Is it £39bn? This is even easier – no. It never was £39bn. For a start, any sum will be in €. Secondly, taking the EU case at its highest, the UK might owe money because it agreed a 2014 to 2020 budget with the EU. But in law often simple facts are crucial – it’s currently 2019. During the 3 years of our political impasse, we’ve been paying our contribution (perhaps we shouldn’t have done, but we did). There’s no debt if we’ve paid it off.

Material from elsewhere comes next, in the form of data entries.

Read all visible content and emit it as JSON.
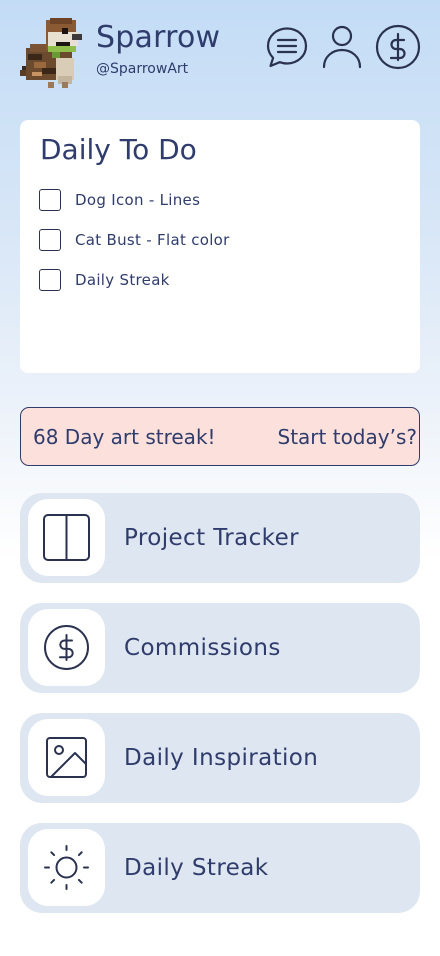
{
  "header": {
    "app_name": "Sparrow",
    "handle": "@SparrowArt",
    "avatar_icon": "sparrow-pixel-avatar",
    "icons": [
      "chat-icon",
      "profile-icon",
      "dollar-icon"
    ]
  },
  "todo": {
    "title": "Daily To Do",
    "items": [
      {
        "label": "Dog Icon - Lines",
        "checked": false
      },
      {
        "label": "Cat Bust - Flat color",
        "checked": false
      },
      {
        "label": "Daily Streak",
        "checked": false
      }
    ]
  },
  "streak_banner": {
    "text": "68 Day art streak!",
    "cta": "Start today’s?"
  },
  "nav": [
    {
      "label": "Project Tracker",
      "icon": "split-panel-icon"
    },
    {
      "label": "Commissions",
      "icon": "dollar-circle-icon"
    },
    {
      "label": "Daily Inspiration",
      "icon": "image-icon"
    },
    {
      "label": "Daily Streak",
      "icon": "sun-icon"
    }
  ],
  "colors": {
    "text": "#2f3c6c",
    "banner_bg": "#fbe0dc",
    "nav_card_bg": "#dee6f1",
    "header_gradient_top": "#c3dcf6"
  }
}
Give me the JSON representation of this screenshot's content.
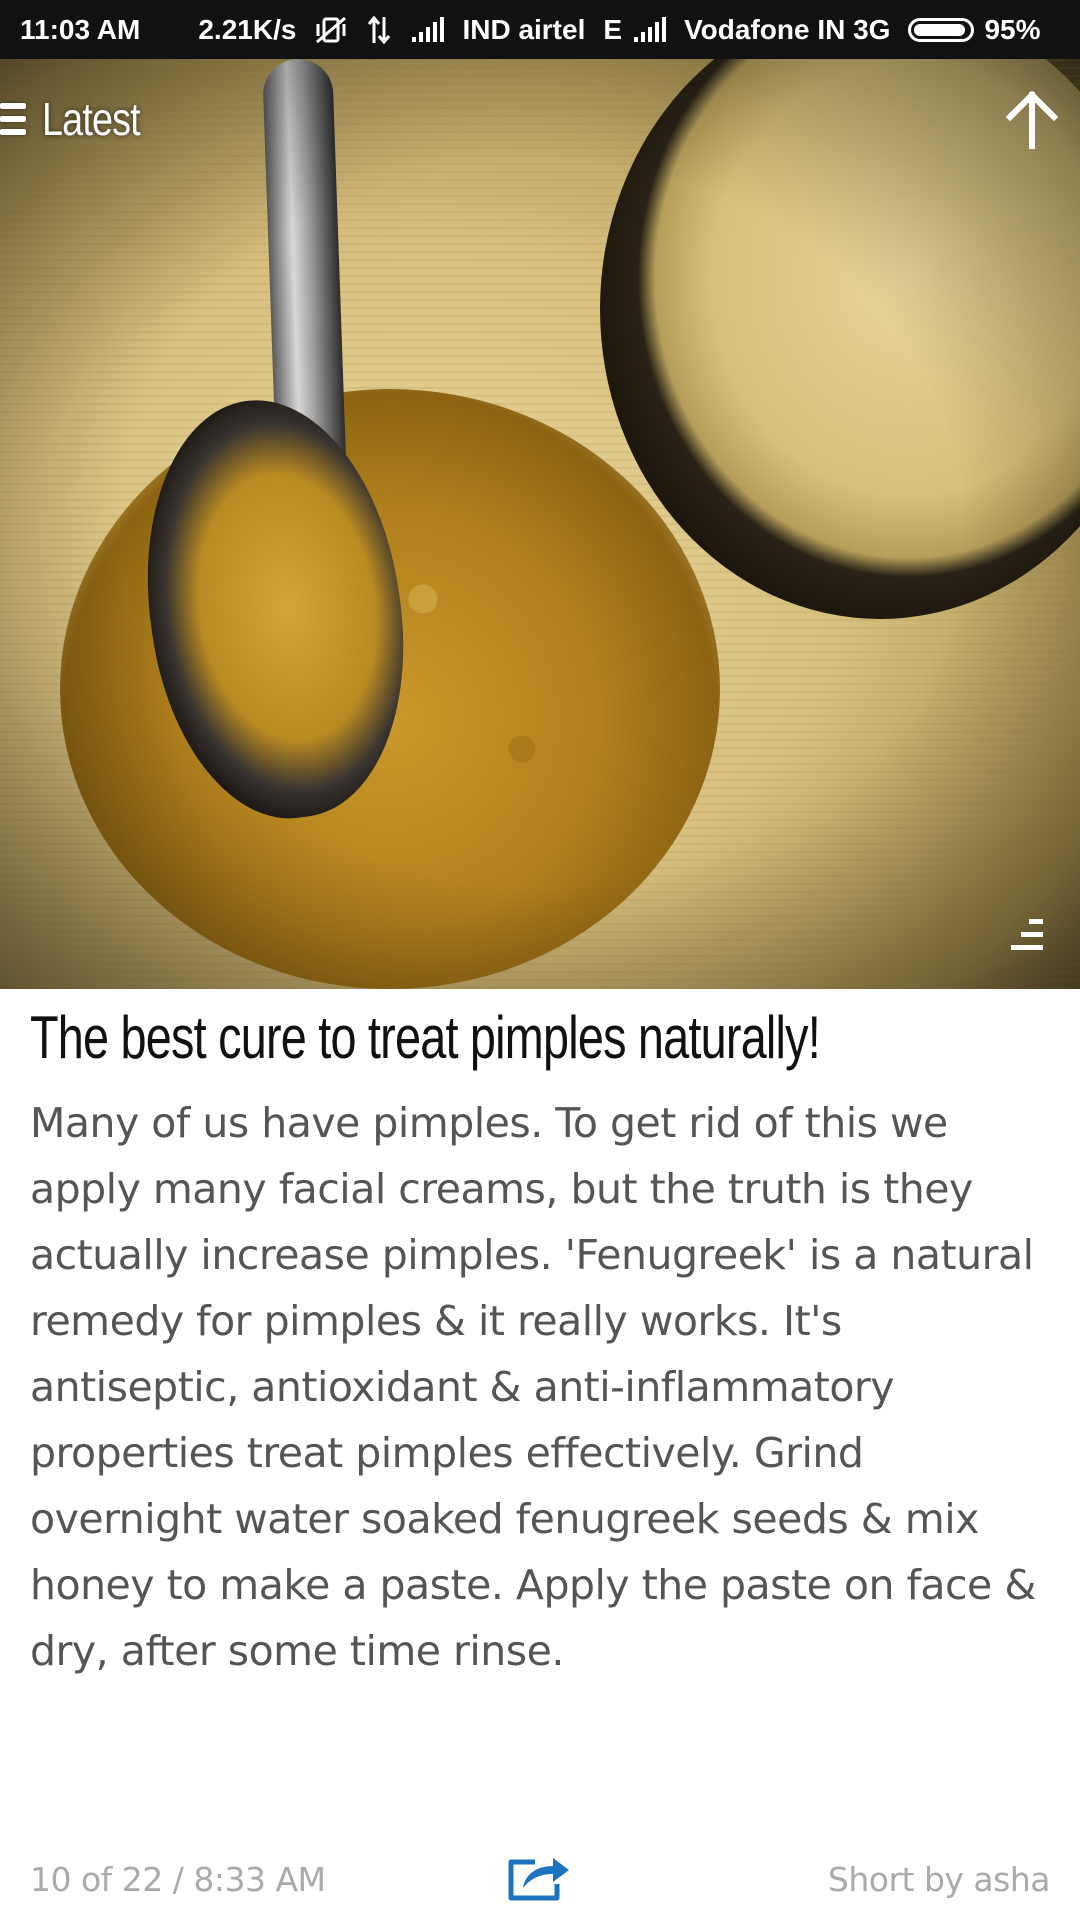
{
  "status_bar": {
    "time": "11:03 AM",
    "speed": "2.21K/s",
    "carrier1": "IND airtel",
    "network1": "E",
    "carrier2": "Vodafone IN 3G",
    "battery": "95%"
  },
  "header": {
    "section_label": "Latest"
  },
  "article": {
    "headline": "The best cure to treat pimples naturally!",
    "body": "Many of us have pimples. To get rid of this we apply many facial creams, but the truth is they actually increase pimples. 'Fenugreek' is a natural remedy for pimples & it really works. It's antiseptic, antioxidant & anti-inflammatory properties treat pimples effectively. Grind overnight water soaked fenugreek seeds & mix honey to make a paste. Apply the paste on face & dry, after some time rinse."
  },
  "footer": {
    "position": "10  of  22 / 8:33 AM",
    "author": "Short by asha"
  },
  "colors": {
    "status_bg": "#111111",
    "headline": "#111111",
    "body": "#555555",
    "meta": "#aaaaaa",
    "share_icon": "#1e73be"
  },
  "icons": {
    "menu": "hamburger-menu-icon",
    "scroll_top": "arrow-up-icon",
    "image_menu": "image-options-icon",
    "share": "share-icon",
    "mute": "vibrate-mute-icon",
    "data": "data-transfer-icon",
    "signal": "signal-bars-icon"
  }
}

Pension commitments are often raised, but in reality the UK can and no doubt will, keep paying Lord Mandelson’s pension directly, without needing to give the EU anything. My view is that the UK should argue its best case – I’m a lawyer, that’s what we do for our clients, our politicians owe us the same care. Under our best case we owe nothing. Until the EU evidence something different, that is where we should stay. Indeed, as a net contributor, there’s an argument we are owed money instead.

But until something is agreed there is no ‘debt’ – legal or otherwise. Foreign politicians can be forgiven making misleading statements, it is in their interests, UK politicians should take more care. Boris alone seems to have a grip on this. In their desire to beat him, I hope no one else takes a position against the interests of us all.